Run Apache Pig in local mode - dbpedia-spotlight/dbpedia-spotlight GitHub Wiki
This is a guide, how to run Apache Pig in local mode. With this setup, I have created data models for the German language.
I use a machine with 32 GB RAM and one processor with several cores.

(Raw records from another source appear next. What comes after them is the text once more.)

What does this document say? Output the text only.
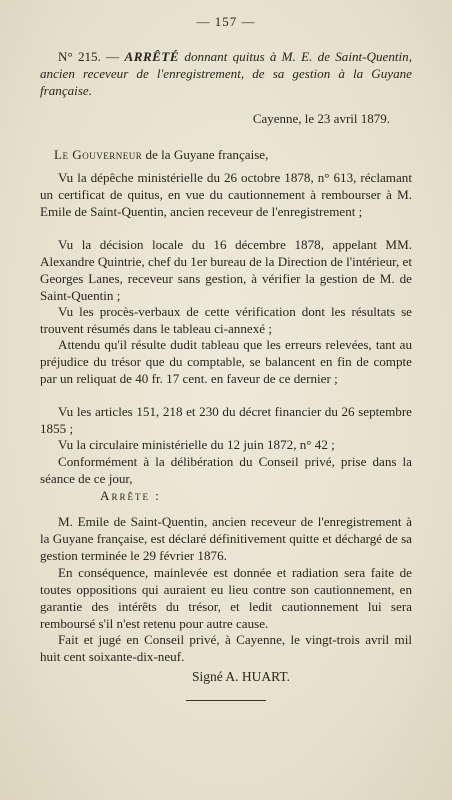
— 157 —
N° 215. — ARRÊTÉ donnant quitus à M. E. de Saint-Quentin, ancien receveur de l'enregistrement, de sa gestion à la Guyane française.
Cayenne, le 23 avril 1879.
Le Gouverneur de la Guyane française,
Vu la dépêche ministérielle du 26 octobre 1878, n° 613, réclamant un certificat de quitus, en vue du cautionnement à rembourser à M. Emile de Saint-Quentin, ancien receveur de l'enregistrement ;
Vu la décision locale du 16 décembre 1878, appelant MM. Alexandre Quintrie, chef du 1er bureau de la Direction de l'intérieur, et Georges Lanes, receveur sans gestion, à vérifier la gestion de M. de Saint-Quentin ;
Vu les procès-verbaux de cette vérification dont les résultats se trouvent résumés dans le tableau ci-annexé ;
Attendu qu'il résulte dudit tableau que les erreurs relevées, tant au préjudice du trésor que du comptable, se balancent en fin de compte par un reliquat de 40 fr. 17 cent. en faveur de ce dernier ;
Vu les articles 151, 218 et 230 du décret financier du 26 septembre 1855 ;
Vu la circulaire ministérielle du 12 juin 1872, n° 42 ;
Conformément à la délibération du Conseil privé, prise dans la séance de ce jour,
Arrête :
M. Emile de Saint-Quentin, ancien receveur de l'enregistrement à la Guyane française, est déclaré définitivement quitte et déchargé de sa gestion terminée le 29 février 1876.
En conséquence, mainlevée est donnée et radiation sera faite de toutes oppositions qui auraient eu lieu contre son cautionnement, en garantie des intérêts du trésor, et ledit cautionnement lui sera remboursé s'il n'est retenu pour autre cause.
Fait et jugé en Conseil privé, à Cayenne, le vingt-trois avril mil huit cent soixante-dix-neuf.
Signé A. HUART.
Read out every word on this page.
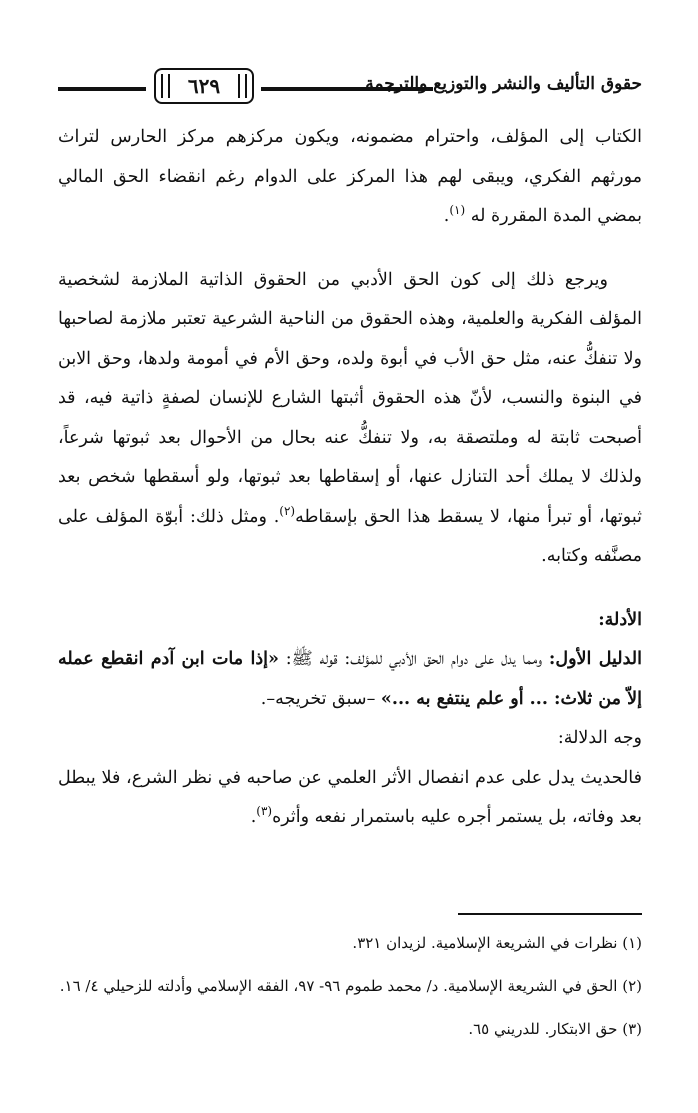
٦٢٩	حقوق التأليف والنشر والتوزيع والترجمة

الكتاب إلى المؤلف، واحترام مضمونه، ويكون مركزهم مركز الحارس لتراث مورثهم الفكري، ويبقى لهم هذا المركز على الدوام رغم انقضاء الحق المالي بمضي المدة المقررة له $^{(١)}$.

ويرجع ذلك إلى كون الحق الأدبي من الحقوق الذاتية الملازمة لشخصية المؤلف الفكرية والعلمية، وهذه الحقوق من الناحية الشرعية تعتبر ملازمة لصاحبها ولا تنفكُّ عنه، مثل حق الأب في أبوة ولده، وحق الأم في أمومة ولدها، وحق الابن في البنوة والنسب، لأنّ هذه الحقوق أثبتها الشارع للإنسان لصفةٍ ذاتية فيه، قد أصبحت ثابتة له وملتصقة به، ولا تنفكُّ عنه بحال من الأحوال بعد ثبوتها شرعاً، ولذلك لا يملك أحد التنازل عنها، أو إسقاطها بعد ثبوتها، ولو أسقطها شخص بعد ثبوتها، أو تبرأ منها، لا يسقط هذا الحق بإسقاطه$^{(٢)}$. ومثل ذلك: أبوّة المؤلف على مصنَّفه وكتابه.

الأدلة:

الدليل الأول: ومما يدل على دوام الحق الأدبي للمؤلف: قوله ﷺ: «إذا مات ابن آدم انقطع عمله إلاّ من ثلاث: ... أو علم ينتفع به ...» –سبق تخريجه–.

وجه الدلالة:

فالحديث يدل على عدم انفصال الأثر العلمي عن صاحبه في نظر الشرع، فلا يبطل بعد وفاته، بل يستمر أجره عليه باستمرار نفعه وأثره$^{(٣)}$.

(١) نظرات في الشريعة الإسلامية. لزيدان ٣٢١.

(٢) الحق في الشريعة الإسلامية. د/ محمد طموم ٩٦- ٩٧، الفقه الإسلامي وأدلته للزحيلي ٤/ ١٦.

(٣) حق الابتكار. للدريني ٦٥.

Operating system is openSUSE 12.3.
Java VM is OpenJDK 1.7.0_51.
I have added following line to index_db.sh before the pig scripts are called
export PIG_HEAPSIZE="8096"
I have added following lines to names_and_entities.pig
SET hadoop.tmp.dir '/data/tmp/hadoop-reinhard'
%default JAVA_XMX 4g
SET mapreduce.map.java.opts -Xmx$JAVA_XMX
SET mapreduce.reduce.java.opts -Xmx$JAVA_XMX
SET mapred.child.java.opts '-Xmx8096m';
I have changed hadoop.tmp.dir because the /tmp folder is contained in the root partition and the size is not big enough.
I have added following line to token_counts.pig
SET hadoop.tmp.dir '/data/tmp/hadoop-reinhard'
The reason is given above.
Now you are able to run the apache pig scripts in local mode by calling index_db.sh and by setting the -l option for local mode.